Paolo Gentiloni (Pd), formatosi secondo Lerner nella «cultura del pacifismo e del disarmo» — come si sa, in Italia tutti sono stati da giovani contro la guerra, (perfino Benito Mussolini) — è però ora esponente di quello schieramento politico bipartisan che, stracciato l’articolo 11 della nostra Costituzione (e l’allora trattato di amicizia italo-libico), ha messo a disposizione nel 2011 le basi e le forze aeree e navali dell’Italia per la guerra Usa/Nato alla Libia. In sette mesi i cacciabombardieri, decollando per la maggior parte dall’Italia, effettuavano 30mila missioni, di cui 10mila di attacco, con impiego di oltre 40mila bombe e missili.
Venivano allo stesso tempo infiltrate in Libia forze speciali, tra cui migliaia di commandos qatariani e occidentali. Venivano finanziati e armati i settori tribali ostili al governo di Tripoli e anche gruppi islamici fino a pochi mesi prima definiti terroristi.
Tra questi, i primi nuclei del futuro Isis, frutto diretto della «sacrasonta», per Gentiloni, cacciata di Gheddafi — che, dopo aver contribuito a rovesciare il Colonnello libico, sono passati in Siria per rovesciare Assad.
Una domanda: ma se è sacrosanto l’abbattimento di Gheddafi perché non dovrebbe essere altrettanto «sacrosanto» l’Isis che è stato il prevedibile effetto collaterale di quella guerra voluta a tutti i costi dalla Nato?

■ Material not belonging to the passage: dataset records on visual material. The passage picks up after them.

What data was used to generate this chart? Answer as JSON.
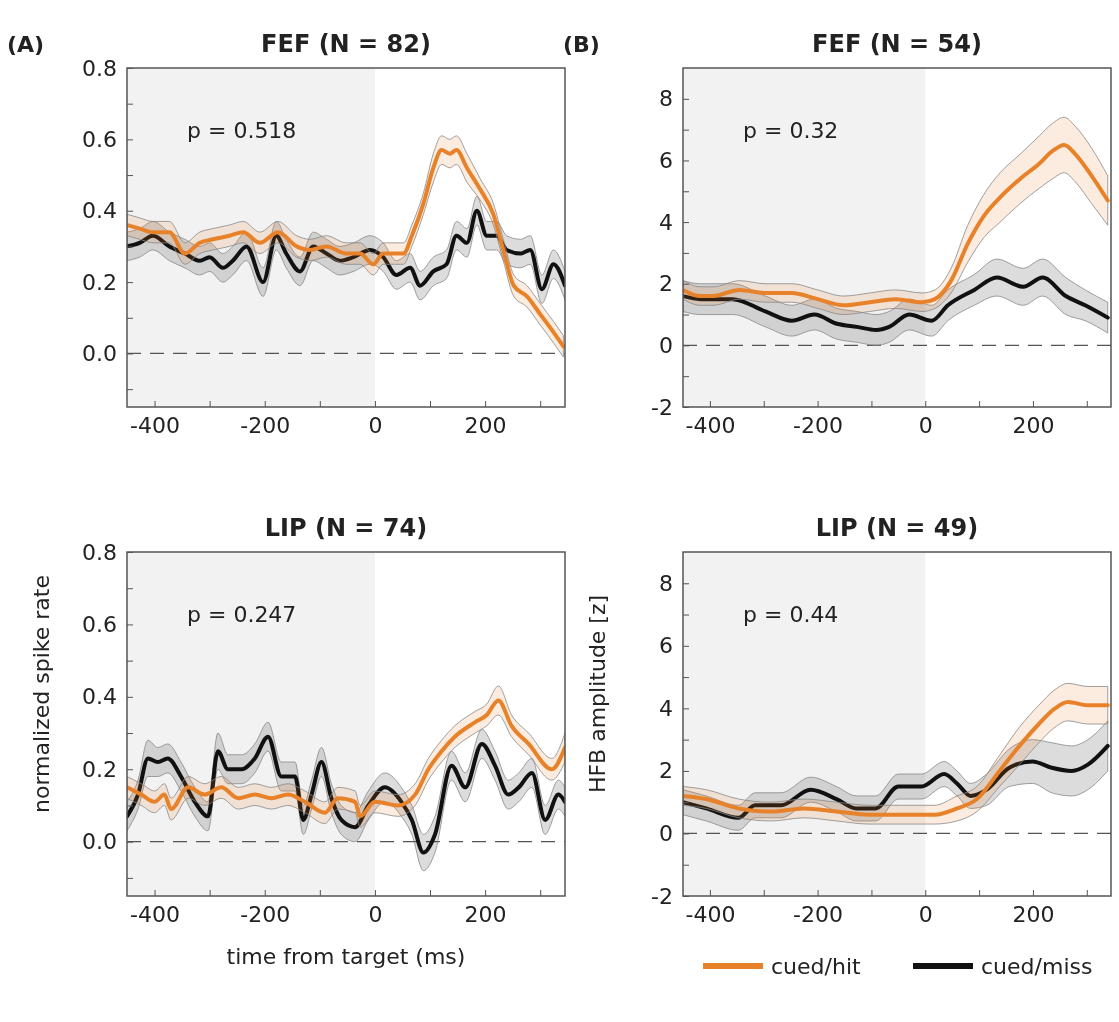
{
  "chart_data": [
    {
      "type": "line",
      "title": "FEF (N = 82)",
      "annotations": [
        "(A)",
        "p = 0.518"
      ],
      "xlim": [
        -450,
        345
      ],
      "ylim": [
        -0.15,
        0.8
      ],
      "xticks": [
        -400,
        {
          "value": -300,
          "label": null
        },
        -200,
        {
          "value": -100,
          "label": null
        },
        0,
        {
          "value": 100,
          "label": null
        },
        200,
        {
          "value": 300,
          "label": null
        }
      ],
      "yticks": [
        {
          "value": -0.1,
          "label": null
        },
        {
          "value": 0,
          "label": "0.0"
        },
        {
          "value": 0.1,
          "label": null
        },
        0.2,
        {
          "value": 0.3,
          "label": null
        },
        0.4,
        {
          "value": 0.5,
          "label": null
        },
        0.6,
        {
          "value": 0.7,
          "label": null
        },
        0.8
      ],
      "bands": [
        {
          "axis": "x",
          "from": -450,
          "to": 0,
          "color": "#f2f2f2"
        }
      ],
      "ref_lines": [
        {
          "axis": "y",
          "value": 0,
          "color": "#555555",
          "line_style": "dashed"
        }
      ],
      "legend": false,
      "line_style": "solid",
      "marker": "none",
      "series": [
        {
          "color": "#111111",
          "x": [
            -450,
            -427,
            -403,
            -373,
            -345,
            -318,
            -300,
            -276,
            -258,
            -233,
            -203,
            -179,
            -161,
            -136,
            -112,
            -88,
            -64,
            -39,
            -9,
            15,
            39,
            64,
            82,
            106,
            130,
            148,
            167,
            185,
            203,
            221,
            239,
            264,
            282,
            303,
            324,
            345
          ],
          "values": [
            0.3,
            0.31,
            0.33,
            0.3,
            0.28,
            0.26,
            0.27,
            0.24,
            0.26,
            0.3,
            0.2,
            0.33,
            0.28,
            0.23,
            0.3,
            0.28,
            0.26,
            0.27,
            0.29,
            0.27,
            0.22,
            0.24,
            0.19,
            0.23,
            0.25,
            0.33,
            0.31,
            0.4,
            0.33,
            0.33,
            0.29,
            0.28,
            0.29,
            0.18,
            0.25,
            0.19
          ],
          "lower": [
            0.26,
            0.27,
            0.29,
            0.26,
            0.24,
            0.22,
            0.23,
            0.2,
            0.22,
            0.26,
            0.16,
            0.29,
            0.24,
            0.19,
            0.26,
            0.24,
            0.22,
            0.23,
            0.25,
            0.23,
            0.18,
            0.2,
            0.15,
            0.19,
            0.21,
            0.29,
            0.27,
            0.36,
            0.29,
            0.29,
            0.25,
            0.24,
            0.25,
            0.14,
            0.21,
            0.15
          ],
          "upper": [
            0.34,
            0.35,
            0.37,
            0.34,
            0.32,
            0.3,
            0.31,
            0.28,
            0.3,
            0.34,
            0.24,
            0.37,
            0.32,
            0.27,
            0.34,
            0.32,
            0.3,
            0.31,
            0.33,
            0.31,
            0.26,
            0.28,
            0.23,
            0.27,
            0.29,
            0.37,
            0.35,
            0.44,
            0.37,
            0.37,
            0.33,
            0.32,
            0.33,
            0.22,
            0.29,
            0.23
          ]
        },
        {
          "color": "#e8822a",
          "x": [
            -450,
            -427,
            -403,
            -373,
            -345,
            -318,
            -294,
            -264,
            -239,
            -209,
            -176,
            -142,
            -118,
            -88,
            -52,
            -27,
            -3,
            15,
            52,
            67,
            88,
            106,
            121,
            136,
            148,
            167,
            191,
            215,
            233,
            252,
            276,
            300,
            324,
            342
          ],
          "values": [
            0.36,
            0.35,
            0.34,
            0.34,
            0.28,
            0.31,
            0.32,
            0.33,
            0.34,
            0.31,
            0.34,
            0.3,
            0.29,
            0.3,
            0.28,
            0.28,
            0.25,
            0.28,
            0.28,
            0.33,
            0.42,
            0.52,
            0.57,
            0.56,
            0.57,
            0.52,
            0.46,
            0.39,
            0.29,
            0.19,
            0.16,
            0.11,
            0.06,
            0.02
          ],
          "lower": [
            0.33,
            0.32,
            0.31,
            0.31,
            0.25,
            0.28,
            0.29,
            0.3,
            0.31,
            0.28,
            0.31,
            0.27,
            0.26,
            0.27,
            0.25,
            0.25,
            0.22,
            0.25,
            0.25,
            0.3,
            0.39,
            0.48,
            0.53,
            0.52,
            0.53,
            0.48,
            0.43,
            0.36,
            0.26,
            0.16,
            0.13,
            0.08,
            0.03,
            -0.01
          ],
          "upper": [
            0.39,
            0.38,
            0.37,
            0.37,
            0.31,
            0.34,
            0.35,
            0.36,
            0.37,
            0.34,
            0.37,
            0.33,
            0.32,
            0.33,
            0.31,
            0.31,
            0.28,
            0.31,
            0.31,
            0.36,
            0.45,
            0.56,
            0.61,
            0.6,
            0.61,
            0.56,
            0.49,
            0.42,
            0.32,
            0.22,
            0.19,
            0.14,
            0.09,
            0.05
          ]
        }
      ]
    },
    {
      "type": "line",
      "title": "FEF (N = 54)",
      "annotations": [
        "(B)",
        "p = 0.32"
      ],
      "xlim": [
        -450,
        345
      ],
      "ylim": [
        -2,
        9
      ],
      "xticks": [
        -400,
        {
          "value": -300,
          "label": null
        },
        -200,
        {
          "value": -100,
          "label": null
        },
        0,
        {
          "value": 100,
          "label": null
        },
        200,
        {
          "value": 300,
          "label": null
        }
      ],
      "yticks": [
        -2,
        {
          "value": -1,
          "label": null
        },
        0,
        {
          "value": 1,
          "label": null
        },
        2,
        {
          "value": 3,
          "label": null
        },
        4,
        {
          "value": 5,
          "label": null
        },
        6,
        {
          "value": 7,
          "label": null
        },
        8
      ],
      "bands": [
        {
          "axis": "x",
          "from": -450,
          "to": 0,
          "color": "#f2f2f2"
        }
      ],
      "ref_lines": [
        {
          "axis": "y",
          "value": 0,
          "color": "#555555",
          "line_style": "dashed"
        }
      ],
      "legend": false,
      "line_style": "solid",
      "marker": "none",
      "series": [
        {
          "color": "#111111",
          "x": [
            -450,
            -418,
            -358,
            -297,
            -248,
            -206,
            -164,
            -127,
            -91,
            -67,
            -30,
            12,
            42,
            91,
            133,
            182,
            218,
            261,
            297,
            339
          ],
          "values": [
            1.6,
            1.5,
            1.5,
            1.1,
            0.8,
            1.0,
            0.7,
            0.6,
            0.5,
            0.6,
            1.0,
            0.8,
            1.3,
            1.8,
            2.2,
            1.9,
            2.2,
            1.6,
            1.3,
            0.9
          ],
          "lower": [
            1.1,
            1.0,
            1.0,
            0.6,
            0.3,
            0.5,
            0.2,
            0.1,
            0.0,
            0.1,
            0.5,
            0.3,
            0.8,
            1.3,
            1.6,
            1.3,
            1.6,
            1.0,
            0.8,
            0.4
          ],
          "upper": [
            2.1,
            2.0,
            2.0,
            1.6,
            1.3,
            1.5,
            1.2,
            1.1,
            1.0,
            1.1,
            1.5,
            1.3,
            1.8,
            2.3,
            2.8,
            2.5,
            2.8,
            2.2,
            1.8,
            1.4
          ]
        },
        {
          "color": "#e8822a",
          "x": [
            -450,
            -418,
            -394,
            -345,
            -297,
            -248,
            -200,
            -152,
            -103,
            -55,
            -6,
            18,
            48,
            79,
            109,
            139,
            176,
            212,
            236,
            258,
            279,
            309,
            339
          ],
          "values": [
            1.8,
            1.6,
            1.6,
            1.8,
            1.7,
            1.7,
            1.5,
            1.3,
            1.4,
            1.5,
            1.4,
            1.5,
            2.1,
            3.3,
            4.2,
            4.8,
            5.4,
            5.9,
            6.3,
            6.5,
            6.2,
            5.5,
            4.7
          ],
          "lower": [
            1.5,
            1.3,
            1.3,
            1.5,
            1.4,
            1.4,
            1.2,
            1.0,
            1.1,
            1.2,
            1.1,
            1.2,
            1.7,
            2.7,
            3.5,
            4.0,
            4.6,
            5.1,
            5.4,
            5.6,
            5.3,
            4.6,
            3.9
          ],
          "upper": [
            2.1,
            1.9,
            1.9,
            2.1,
            2.0,
            2.0,
            1.8,
            1.6,
            1.7,
            1.8,
            1.7,
            1.8,
            2.5,
            3.9,
            4.9,
            5.6,
            6.2,
            6.8,
            7.2,
            7.4,
            7.1,
            6.4,
            5.5
          ]
        }
      ]
    },
    {
      "type": "line",
      "title": "LIP (N = 74)",
      "xlabel": "time from target (ms)",
      "ylabel": "normalized spike rate",
      "annotations": [
        "p = 0.247"
      ],
      "xlim": [
        -450,
        345
      ],
      "ylim": [
        -0.15,
        0.8
      ],
      "xticks": [
        -400,
        {
          "value": -300,
          "label": null
        },
        -200,
        {
          "value": -100,
          "label": null
        },
        0,
        {
          "value": 100,
          "label": null
        },
        200,
        {
          "value": 300,
          "label": null
        }
      ],
      "yticks": [
        {
          "value": -0.1,
          "label": null
        },
        {
          "value": 0,
          "label": "0.0"
        },
        {
          "value": 0.1,
          "label": null
        },
        0.2,
        {
          "value": 0.3,
          "label": null
        },
        0.4,
        {
          "value": 0.5,
          "label": null
        },
        0.6,
        {
          "value": 0.7,
          "label": null
        },
        0.8
      ],
      "bands": [
        {
          "axis": "x",
          "from": -450,
          "to": 0,
          "color": "#f2f2f2"
        }
      ],
      "ref_lines": [
        {
          "axis": "y",
          "value": 0,
          "color": "#555555",
          "line_style": "dashed"
        }
      ],
      "legend": false,
      "line_style": "solid",
      "marker": "none",
      "series": [
        {
          "color": "#111111",
          "x": [
            -450,
            -430,
            -412,
            -394,
            -376,
            -352,
            -327,
            -303,
            -285,
            -267,
            -242,
            -218,
            -194,
            -170,
            -145,
            -130,
            -115,
            -97,
            -79,
            -61,
            -36,
            -12,
            18,
            48,
            67,
            88,
            109,
            139,
            164,
            194,
            218,
            242,
            261,
            285,
            309,
            333,
            345
          ],
          "values": [
            0.07,
            0.13,
            0.23,
            0.22,
            0.23,
            0.18,
            0.11,
            0.07,
            0.25,
            0.2,
            0.2,
            0.23,
            0.29,
            0.18,
            0.18,
            0.06,
            0.13,
            0.22,
            0.12,
            0.06,
            0.04,
            0.1,
            0.15,
            0.11,
            0.06,
            -0.03,
            0.02,
            0.21,
            0.15,
            0.27,
            0.21,
            0.13,
            0.15,
            0.19,
            0.06,
            0.13,
            0.11
          ],
          "lower": [
            0.03,
            0.09,
            0.18,
            0.18,
            0.19,
            0.14,
            0.07,
            0.03,
            0.2,
            0.16,
            0.16,
            0.19,
            0.25,
            0.14,
            0.14,
            0.02,
            0.09,
            0.18,
            0.08,
            0.02,
            0.0,
            0.06,
            0.11,
            0.07,
            0.02,
            -0.08,
            -0.03,
            0.17,
            0.11,
            0.23,
            0.17,
            0.09,
            0.11,
            0.15,
            0.02,
            0.09,
            0.07
          ],
          "upper": [
            0.11,
            0.17,
            0.28,
            0.26,
            0.27,
            0.22,
            0.15,
            0.11,
            0.3,
            0.24,
            0.24,
            0.27,
            0.33,
            0.22,
            0.22,
            0.1,
            0.17,
            0.26,
            0.16,
            0.1,
            0.08,
            0.14,
            0.19,
            0.15,
            0.1,
            0.02,
            0.07,
            0.25,
            0.19,
            0.31,
            0.25,
            0.17,
            0.19,
            0.23,
            0.1,
            0.17,
            0.15
          ]
        },
        {
          "color": "#e8822a",
          "x": [
            -450,
            -424,
            -400,
            -382,
            -370,
            -339,
            -309,
            -279,
            -248,
            -218,
            -188,
            -158,
            -127,
            -91,
            -67,
            -36,
            -27,
            0,
            42,
            73,
            97,
            121,
            145,
            182,
            203,
            224,
            248,
            279,
            321,
            345
          ],
          "values": [
            0.15,
            0.13,
            0.11,
            0.13,
            0.09,
            0.15,
            0.13,
            0.15,
            0.12,
            0.13,
            0.12,
            0.13,
            0.11,
            0.08,
            0.12,
            0.11,
            0.07,
            0.11,
            0.1,
            0.13,
            0.2,
            0.25,
            0.29,
            0.33,
            0.35,
            0.39,
            0.32,
            0.27,
            0.2,
            0.26
          ],
          "lower": [
            0.12,
            0.1,
            0.08,
            0.1,
            0.06,
            0.12,
            0.1,
            0.12,
            0.09,
            0.1,
            0.09,
            0.1,
            0.08,
            0.05,
            0.09,
            0.08,
            0.04,
            0.08,
            0.07,
            0.1,
            0.17,
            0.22,
            0.26,
            0.3,
            0.32,
            0.35,
            0.29,
            0.24,
            0.17,
            0.22
          ],
          "upper": [
            0.18,
            0.16,
            0.14,
            0.16,
            0.12,
            0.18,
            0.16,
            0.18,
            0.15,
            0.16,
            0.15,
            0.16,
            0.14,
            0.11,
            0.15,
            0.14,
            0.1,
            0.14,
            0.13,
            0.16,
            0.23,
            0.28,
            0.32,
            0.36,
            0.38,
            0.43,
            0.35,
            0.3,
            0.23,
            0.3
          ]
        }
      ]
    },
    {
      "type": "line",
      "title": "LIP (N = 49)",
      "ylabel": "HFB amplitude [z]",
      "annotations": [
        "p = 0.44"
      ],
      "xlim": [
        -450,
        345
      ],
      "ylim": [
        -2,
        9
      ],
      "xticks": [
        -400,
        {
          "value": -300,
          "label": null
        },
        -200,
        {
          "value": -100,
          "label": null
        },
        0,
        {
          "value": 100,
          "label": null
        },
        200,
        {
          "value": 300,
          "label": null
        }
      ],
      "yticks": [
        -2,
        {
          "value": -1,
          "label": null
        },
        0,
        {
          "value": 1,
          "label": null
        },
        2,
        {
          "value": 3,
          "label": null
        },
        4,
        {
          "value": 5,
          "label": null
        },
        6,
        {
          "value": 7,
          "label": null
        },
        8
      ],
      "bands": [
        {
          "axis": "x",
          "from": -450,
          "to": 0,
          "color": "#f2f2f2"
        }
      ],
      "ref_lines": [
        {
          "axis": "y",
          "value": 0,
          "color": "#555555",
          "line_style": "dashed"
        }
      ],
      "legend": "bottom",
      "line_style": "solid",
      "marker": "none",
      "series": [
        {
          "name": "cued/miss",
          "color": "#111111",
          "x": [
            -450,
            -407,
            -347,
            -316,
            -268,
            -213,
            -165,
            -128,
            -92,
            -50,
            -7,
            35,
            59,
            84,
            114,
            156,
            199,
            235,
            272,
            302,
            339
          ],
          "values": [
            1.0,
            0.8,
            0.5,
            0.9,
            0.9,
            1.4,
            1.1,
            0.8,
            0.8,
            1.5,
            1.5,
            1.9,
            1.6,
            1.2,
            1.4,
            2.1,
            2.3,
            2.1,
            2.0,
            2.2,
            2.8
          ],
          "lower": [
            0.6,
            0.4,
            0.1,
            0.5,
            0.5,
            1.0,
            0.7,
            0.4,
            0.4,
            1.1,
            1.1,
            1.5,
            1.2,
            0.8,
            0.9,
            1.5,
            1.6,
            1.3,
            1.2,
            1.4,
            2.0
          ],
          "upper": [
            1.4,
            1.2,
            0.9,
            1.3,
            1.3,
            1.8,
            1.5,
            1.2,
            1.2,
            1.9,
            1.9,
            2.3,
            2.0,
            1.6,
            1.9,
            2.7,
            3.0,
            2.9,
            2.8,
            3.0,
            3.6
          ]
        },
        {
          "name": "cued/hit",
          "color": "#e8822a",
          "x": [
            -450,
            -407,
            -347,
            -286,
            -225,
            -165,
            -104,
            -44,
            17,
            59,
            96,
            138,
            175,
            211,
            241,
            265,
            302,
            339
          ],
          "values": [
            1.2,
            1.1,
            0.8,
            0.7,
            0.8,
            0.7,
            0.6,
            0.6,
            0.6,
            0.8,
            1.1,
            2.0,
            2.8,
            3.5,
            4.0,
            4.2,
            4.1,
            4.1
          ],
          "lower": [
            0.9,
            0.8,
            0.5,
            0.4,
            0.5,
            0.4,
            0.3,
            0.3,
            0.3,
            0.4,
            0.7,
            1.5,
            2.2,
            2.9,
            3.4,
            3.6,
            3.5,
            3.5
          ],
          "upper": [
            1.5,
            1.4,
            1.1,
            1.0,
            1.1,
            1.0,
            0.9,
            0.9,
            0.9,
            1.2,
            1.5,
            2.5,
            3.4,
            4.1,
            4.6,
            4.8,
            4.7,
            4.7
          ]
        }
      ]
    }
  ]
}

Qui in Libia, a Bengasi l’11 settembre 2012, le milizie jihadiste si sono ribellate agli alleati e istruttori Usa assaltando il consolato americano e uccidendo l’ambasciatore Chris Stevens. Uno smacco per gli Usa. Si dimise il capo della Cia Petraeus e uscì di scena il segretario di Stato Hillary Clinton (è la spina nel fianco della sua candidatura presidenziale).
E in Siria, nel 2013, è nato l’Isis che ha ricevuto finanziamenti, armi e vie di transito dai più stretti alleati degli Usa (Arabia Saudita, Qatar, Kuwait, Turchia, Giordania) in un piano coordinato da Washington (in barba al «disimpegno occidentale» di cui parla Lerner), lanciando poi l’offensiva in Iraq.

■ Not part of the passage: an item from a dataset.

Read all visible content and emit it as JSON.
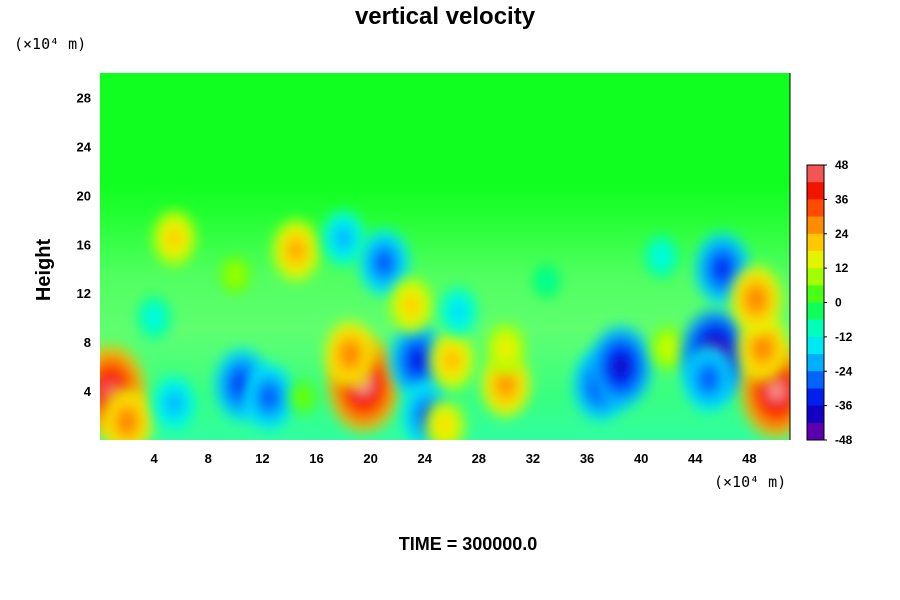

Ma a quanto pare per l’Italia è come se questo disastro non fosse mai accaduto. È la stessa Italia che ha contribuito ad appiccare «l’incendio» di cui parla Lerner, scaturito dalla demolizione dello Stato libico e dal tentativo, non riuscito, di demolire quello siriano in base agli interessi strategici degli Usa e delle maggiori potenze europee, provocando centinaia di migliaia di vittime (per la maggior parte civili) e milioni di profughi.
La battuta non-sense di Gentiloni che gli Usa sono «strategicamente meno interessati di noi alle sorti del Medio Oriente» è un penoso tentativo di nascondere la realtà.
Il lancio in Libia di una operazione di «peacekeeping» (ossia di guerra, visto il caos militare libico), con l’Italia in prima fila, rientra nei piani di Washington che, non volendo impegnare truppe Usa in una operazione terrestre in Nordafrica (che nella strategia Usa è considerato un tutt’uno col Medio Oriente), cerca alleati disponibili a farlo e a pagarne costi e rischi.
Già nel giugno 2013, nell’incontro col premier Letta al G8, il presidente Obama chiese «una mano all’Italia per risolvere le tensioni in Libia». E Letta, da scolaro modello, portò il compito già fatto: «Un piano italiano per la Libia».
Quello che il premier Renzi ha copiato e ora ripropone per bocca del sacrosanto Gentiloni, promosso a ministro degli esteri anche per i meriti acquisiti quale presidente della sezione Italia-Stati Uniti dell’Unione Interparlamentare.